Chris remembered the Southerner saying once that he abhorred gambling and as a matter of habit left nothing to chance. It had probably been said only half seriously--nobody could control everything--but still, if he said he would wager on something, that meant he considered it at least very close to a sure thing. “He´s too smart to have let anyone get sight of him,” Chris mused. “He´ll have picked up some cheap help to take the risks. Hell, he´s probably already long gone with his share of the money.” He fixed an eye on the gambler. “But you said, ‘declaring war.´ That means he´s got more planned.”

“You know yourself, from Mr.

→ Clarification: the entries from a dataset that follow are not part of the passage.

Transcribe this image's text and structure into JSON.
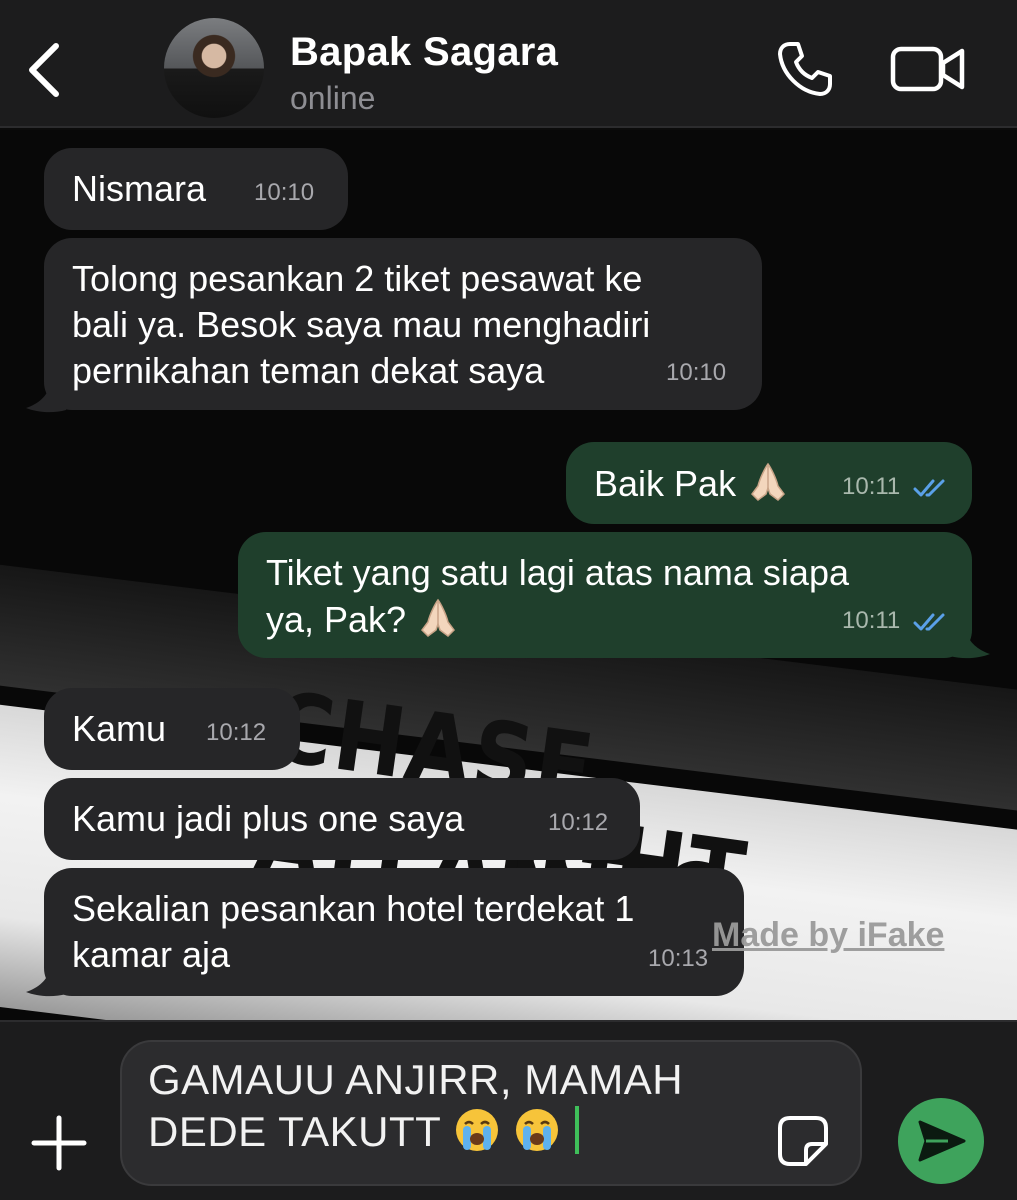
{
  "header": {
    "name": "Bapak Sagara",
    "status": "online"
  },
  "messages": [
    {
      "direction": "incoming",
      "text": "Nismara",
      "time": "10:10"
    },
    {
      "direction": "incoming",
      "lines": [
        "Tolong pesankan 2 tiket pesawat ke",
        "bali ya. Besok saya mau menghadiri",
        "pernikahan teman dekat saya"
      ],
      "time": "10:10"
    },
    {
      "direction": "outgoing",
      "text": "Baik Pak",
      "emoji": "folded-hands",
      "time": "10:11",
      "status": "read"
    },
    {
      "direction": "outgoing",
      "lines": [
        "Tiket yang satu lagi atas nama siapa",
        "ya, Pak?"
      ],
      "emoji": "folded-hands",
      "time": "10:11",
      "status": "read"
    },
    {
      "direction": "incoming",
      "text": "Kamu",
      "time": "10:12"
    },
    {
      "direction": "incoming",
      "text": "Kamu jadi plus one saya",
      "time": "10:12"
    },
    {
      "direction": "incoming",
      "lines": [
        "Sekalian pesankan hotel terdekat 1",
        "kamar aja"
      ],
      "time": "10:13"
    }
  ],
  "wallpaper": {
    "line1": "CHASE ATLANTIC",
    "line2": "IGHT"
  },
  "watermark": "Made by iFake",
  "composer": {
    "line1": "GAMAUU ANJIRR, MAMAH",
    "line2": "DEDE TAKUTT",
    "emoji": "loudly-crying-face x2"
  },
  "colors": {
    "header_bg": "#1c1c1d",
    "incoming_bubble": "#262628",
    "outgoing_bubble": "#1f3f2c",
    "read_ticks": "#5aa0e8",
    "send_button": "#3ea35c",
    "caret": "#3fbf5a"
  },
  "icons": [
    "chevron-left-icon",
    "phone-icon",
    "video-camera-icon",
    "double-check-icon",
    "plus-icon",
    "sticker-icon",
    "send-icon"
  ]
}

Steele, how the division has been plagued with horse thieves and holdups,” Ezra reminded him. “What if that was, not mismanagement or laziness on Royale´s part, but deliberate schemin´? What if he were the mastermind behind it all, the spider seated at the center of the web? What if he were the informant and director of the miscreants who soiled their hands with the actual crimes, and took in return for his trouble an executive´s share of the proceeds? I believe it is customary, when dividin´ the spoils, for the chief to lay out one share more than there are men, and take two for himself. We do not yet know--we may never know--the exact amount of losses the division has suffered, but surely it has been impressive, else why would the Company have sent Mr. Steele hither? I have warned you of Royale´s style, Mr. Larabee. He is not a plunger, not impulsive. He is patient. He waits for the luck to turn his way, then crowds it. A position of trust and responsibility, such as he formerly held here, would be such a turn, and he is intelligent enough to have seen it.”

Larabee listened thoughtfully. It made sense--a lot of sense. “So it´s not just his job and his pay that he´s mad at losing. It´s the inside track he had to Company affairs, the chance to pass information along and profit by it. But if he could figure all this out, he´ll guess that I could too-- with your help or without it. And he´ll know that once I do, I´ll be on the lookout for him. He´ll lie low.”

Ezra nodded gravely. “I concur.”

Chris frowned. What the gambler had said was logical, yet something still didn´t quite fit. He worried at it a minute, like a dog with a bone, then decided to set it aside for a while and let his subconscious mind work on it. “Steele´s in town yet, isn´t he?”

“Indeed. I observed him goin´ in to supper as I left my office.”

“Can you leave word for him to come down to the office after breakfast tomorrow, in case I miss him?” Larabee requested. “I want to talk to him about the possibility of getting the Company to put a reward out on Royale.”